Да и не пришлось. Потому что совсем близко позади меня послышался голос:
— Сейчас, бабушка, сейчас…
Я обернулся. На крышу поднимался по приставленной из машины лестнице Митя Иванов. Корова была уже на амфибии, бабкины дочки тоже.
Рассвело. Дождь прекратился. На затопленные хаты и деревья ложился туман. В его белой пелене все выглядело еще необычнее.
Я вдруг почувствовал, что замерз, почувствовал, как закоченели ноги в мокрых штанах, как застыли, задубенели руки. От холода даже в груди ломило. Я чувствовал, что если сейчас как-нибудь не согреюсь, то будет плохо.
Да там ведь, в машине, мой ватник. Надеть, надеть его быстрее! Но… как же Павлуша? Что, если я полезу в машину за ватником, а она двинется… Уже ведь, кажется, всё забрали, вот только бабку Мокрину снимут и поедут. А Павлуша ведь на лодке, он лодку не бросит. И машина переполнена. Кроме коровы, подсвинка и кур, вон еще сколько узлов, чемоданов, ящиков всяких…
Митя Иванов, осторожно поддерживая бабку Мокрину, уже помогал ей спуститься по лестнице в бронетранспортер.
— А где пацан, а? Пацан где? — послышался вдруг внизу встревоженный голос старшего лейтенанта Пайчадзе.
Я должен был подать голос.
— Да тут я! — лязгая зубами, как мог веселее откликнулся я. — Вы езжайте, езжайте! Я на лодке, с Павлушей!
Я уж потом сообразил, что этим самым отрезаю себе путь к ватнику, и кто знает, как я теперь смогу согреться. «Да там наверняка ватник и не найдешь за теми узлами», — успокаивал я себя. И чтоб уж не было никаких сомнений и колебаний, сразу сунулся вниз — назад на чердак. Павлуша, который терпеливо стоял на лесенке ниже меня и все слышал, но ничего не видел, кроме моих мокрых штанов, не успел двинуться вниз, и я чуть не сел ему на голову. Но он даже слова мне не сказал и, не подав виду, стал тут же спускаться.
Глава XXIII
У ХАТЫ ГРЕБЕНЮЧКИ. «ОЙ, НОГА, НОГА!» БЕССЛАВНО ДОМОЙ. ВСЕ ПЕРЕПУТЫВАЕТСЯ
Через слуховое окно мы перебрались в лодку.
— Я п-погребу, а то з-здмерз что-то, — пролязгал я зубами и взял весло.
— А ну постой, — сказал Павлуша, снимая свою брезентовую штормовку. Она была совсем новенькая, на «молнии», с капюшоном.
— Да ну… — начал я.
Но он меня перебил:
— Надевай сейчас же, а то… — и силой натянул на меня штормовку.
— Н-ну л-ладно, я м-малость… а потом отдам.
Застегнув «молнию» до самого подбородка, я взялся за весло.
Я так налегал на него, как будто хотел сломать.

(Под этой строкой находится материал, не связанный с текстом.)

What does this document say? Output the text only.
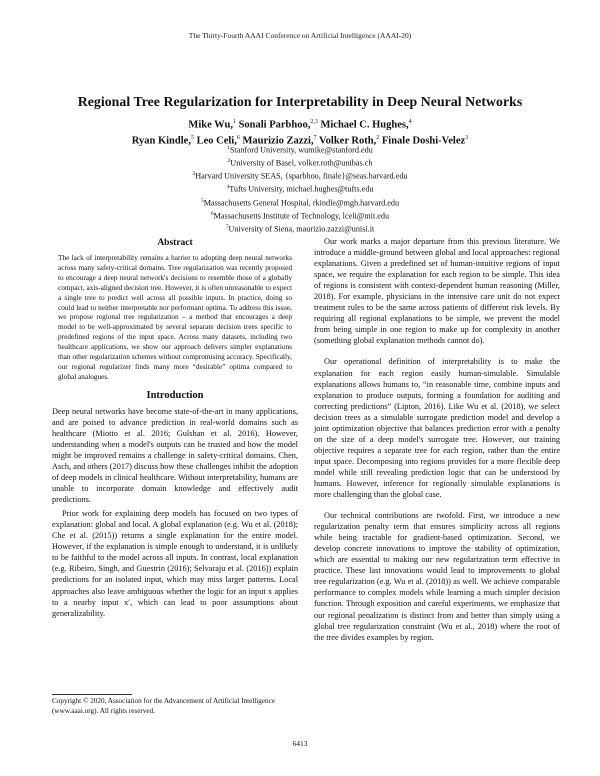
The Thirty-Fourth AAAI Conference on Artificial Intelligence (AAAI-20)
Regional Tree Regularization for Interpretability in Deep Neural Networks
Mike Wu,$^1$ Sonali Parbhoo,$^{2,3}$ Michael C. Hughes,$^4$
Ryan Kindle,$^5$ Leo Celi,$^6$ Maurizio Zazzi,$^7$ Volker Roth,$^2$ Finale Doshi-Velez$^3$
$^1$Stanford University, wumike@stanford.edu
$^2$University of Basel, volker.roth@unibas.ch
$^3$Harvard University SEAS, {sparbhoo, finale}@seas.harvard.edu
$^4$Tufts University, michael.hughes@tufts.edu
$^5$Massachusetts General Hospital, rkindle@mgh.harvard.edu
$^6$Massachusetts Institute of Technology, lceli@mit.edu
$^7$University of Siena, maurizio.zazzi@unisi.it
Abstract

The lack of interpretability remains a barrier to adopting deep neural networks across many safety-critical domains. Tree regularization was recently proposed to encourage a deep neural network's decisions to resemble those of a globally compact, axis-aligned decision tree. However, it is often unreasonable to expect a single tree to predict well across all possible inputs. In practice, doing so could lead to neither interpretable nor performant optima. To address this issue, we propose regional tree regularization – a method that encourages a deep model to be well-approximated by several separate decision trees specific to predefined regions of the input space. Across many datasets, including two healthcare applications, we show our approach delivers simpler explanations than other regularization schemes without compromising accuracy. Specifically, our regional regularizer finds many more “desirable” optima compared to global analogues.

Introduction

Deep neural networks have become state-of-the-art in many applications, and are poised to advance prediction in real-world domains such as healthcare (Miotto et al. 2016; Gulshan et al. 2016). However, understanding when a model's outputs can be trusted and how the model might be improved remains a challenge in safety-critical domains. Chen, Asch, and others (2017) discuss how these challenges inhibit the adoption of deep models in clinical healthcare. Without interpretability, humans are unable to incorporate domain knowledge and effectively audit predictions.

Prior work for explaining deep models has focused on two types of explanation: global and local. A global explanation (e.g. Wu et al. (2018); Che et al. (2015)) returns a single explanation for the entire model. However, if the explanation is simple enough to understand, it is unlikely to be faithful to the model across all inputs. In contrast, local explanation (e.g. Ribeiro, Singh, and Guestrin (2016); Selvaraju et al. (2016)) explain predictions for an isolated input, which may miss larger patterns. Local approaches also leave ambiguous whether the logic for an input x applies to a nearby input x′, which can lead to poor assumptions about generalizability.

Our work marks a major departure from this previous literature. We introduce a middle-ground between global and local approaches: regional explanations. Given a predefined set of human-intuitive regions of input space, we require the explanation for each region to be simple. This idea of regions is consistent with context-dependent human reasoning (Miller, 2018). For example, physicians in the intensive care unit do not expect treatment rules to be the same across patients of different risk levels. By requiring all regional explanations to be simple, we prevent the model from being simple in one region to make up for complexity in another (something global explanation methods cannot do).

Our operational definition of interpretability is to make the explanation for each region easily human-simulable. Simulable explanations allows humans to, “in reasonable time, combine inputs and explanation to produce outputs, forming a foundation for auditing and correcting predictions” (Lipton, 2016). Like Wu et al. (2018), we select decision trees as a simulable surrogate prediction model and develop a joint optimization objective that balances prediction error with a penalty on the size of a deep model's surrogate tree. However, our training objective requires a separate tree for each region, rather than the entire input space. Decomposing into regions provides for a more flexible deep model while still revealing prediction logic that can be understood by humans. However, inference for regionally simulable explanations is more challenging than the global case.

Our technical contributions are twofold. First, we introduce a new regularization penalty term that ensures simplicity across all regions while being tractable for gradient-based optimization. Second, we develop concrete innovations to improve the stability of optimization, which are essential to making our new regularization term effective in practice. These last innovations would lead to improvements to global tree regularization (e.g. Wu et al. (2018)) as well. We achieve comparable performance to complex models while learning a much simpler decision function. Through exposition and careful experiments, we emphasize that our regional penalization is distinct from and better than simply using a global tree regularization constraint (Wu et al., 2018) where the root of the tree divides examples by region.

Copyright © 2020, Association for the Advancement of Artificial Intelligence (www.aaai.org). All rights reserved.
6413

И уже через несколько гребков почувствовал, как тепло понемногу пошло в руки и в ноги. Я греб стоя, приседая и двигаясь всем телом. Мне казалось, что лодка летит, как ракета. Но не успел я еще и из сада выгрести, как нагруженная, будто цыганская повозка, амфибия спокойненько «обштопала» нас и, показав корму, с которой меланхолически смотрела пятнистая коровья морда, исчезла в тумане за кронами деревьев. Мощная все-таки у нас техника в армии. Ишь как прет!